Два дня и две ночи эвакуировалась Рига. Грунтовые и шоссейные дороги запружены в три-четыре ряда движущейся на северо-восток живой массой: людей разных полов и категорий — военных, гражданских, горожан и из деревни, случайно или по обстоятельствам войны из Курляндии и Земгалии очутившихся в Риге и в ее окрестностях, обозов войсковых частей и артиллерийских паромов, а по железной дороге двойного пути, поезда движутся черепашьим шагом, один другому в затылок, придерживаясь лишь 20 саженей интервала.
Такую громадную силу войск германцам нужно было сгруппировать против Икскюльского сектора, очевидно, только лишь с целью деморализовать своего противника и показать ему наглядно свое превосходство над теми силами, которые находились в то время на фронте русского Икскюльского сектора. Вся эта громадная масса брошена через реку Двину вечером 19 августа, под прикрытием наступавшей темноты и когда под Ригой и в самой Риге все зашевелилось к отступлению. Это был действительно рискованный шаг Генерального штаба императора Вильгельма II: оставив совершенно свободным большой район фронта против Риги, вероятно, положившись исключительно на данную гарантию большевистскими комитетами при братании на фронте о том, что они, мол, ни в коем случае не допустят перейти в контратаку. Конечно, они исполнили это в точности при «торговле» вечером 18 августа. А ведь при таких обстоятельствах, перейди русская 12-я армия за Двиной, против Риги, в контратаку, и к вечеру 19 августа вся германская артиллерийская масса и большая часть территории Курляндии были бы в руках русской армии без особых к тому усилий; а перебравшуюся через реку Двину у Икскюля германскую пехоту заставили бы вернуться обратно в исходное положение. Нужно подчеркнуть — это сделано не было. Всевластные комитеты и главкосев были против.
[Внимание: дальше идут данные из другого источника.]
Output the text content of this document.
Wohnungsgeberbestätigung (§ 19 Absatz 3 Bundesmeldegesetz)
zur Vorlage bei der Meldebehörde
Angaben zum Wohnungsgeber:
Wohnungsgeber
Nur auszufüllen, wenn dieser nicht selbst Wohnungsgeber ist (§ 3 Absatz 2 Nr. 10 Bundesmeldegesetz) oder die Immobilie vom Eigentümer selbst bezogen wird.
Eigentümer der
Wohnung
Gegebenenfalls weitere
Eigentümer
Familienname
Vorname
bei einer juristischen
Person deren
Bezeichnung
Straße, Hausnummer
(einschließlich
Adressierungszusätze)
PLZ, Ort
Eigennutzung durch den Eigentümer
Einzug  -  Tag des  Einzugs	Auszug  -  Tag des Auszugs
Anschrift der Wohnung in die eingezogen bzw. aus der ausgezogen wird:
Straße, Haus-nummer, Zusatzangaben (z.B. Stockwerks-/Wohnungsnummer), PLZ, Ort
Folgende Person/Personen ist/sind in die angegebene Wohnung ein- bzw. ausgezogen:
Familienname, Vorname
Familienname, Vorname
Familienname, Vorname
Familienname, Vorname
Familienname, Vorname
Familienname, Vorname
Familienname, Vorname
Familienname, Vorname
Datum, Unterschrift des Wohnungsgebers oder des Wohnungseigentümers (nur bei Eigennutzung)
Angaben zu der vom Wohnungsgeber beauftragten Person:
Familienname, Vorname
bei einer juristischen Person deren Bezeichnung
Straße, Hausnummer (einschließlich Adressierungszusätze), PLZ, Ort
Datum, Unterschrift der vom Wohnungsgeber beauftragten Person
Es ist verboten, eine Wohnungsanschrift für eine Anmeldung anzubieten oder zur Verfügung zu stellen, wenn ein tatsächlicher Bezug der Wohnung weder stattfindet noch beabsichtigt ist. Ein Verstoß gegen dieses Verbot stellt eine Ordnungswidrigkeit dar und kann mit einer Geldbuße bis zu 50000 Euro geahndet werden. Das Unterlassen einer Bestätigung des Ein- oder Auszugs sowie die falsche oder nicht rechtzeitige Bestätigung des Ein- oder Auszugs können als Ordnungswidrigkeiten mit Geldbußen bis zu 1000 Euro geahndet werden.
Комдарм 12-й [армии] генерал Парский, приняв армию от уволенного от службы генерала Радко-Дмитриева[25] 26 июля 1917 г., тогда же предусмотрел невозможность проявить активную работу на этом фронте и сговориться с комитетами, почему, по тактическим соображениям, еще до 19 августа приказал выровнять Рижский фронт: очистить Тирельские болота у Кемерна и остров Доле у реки Двины и тем поставил противника в невыгодные условия, вместе с тем парализовав и его возможные удары, хотя бы и при пассивной обороне на этом участке; все это в конечном итоге, по-видимому, и толкнуло германское командование к операциям у Икскюля, до ясности очевидно — с помощью подкупленных того времени русско-армейских большевиков, комитетчиков и их агентов.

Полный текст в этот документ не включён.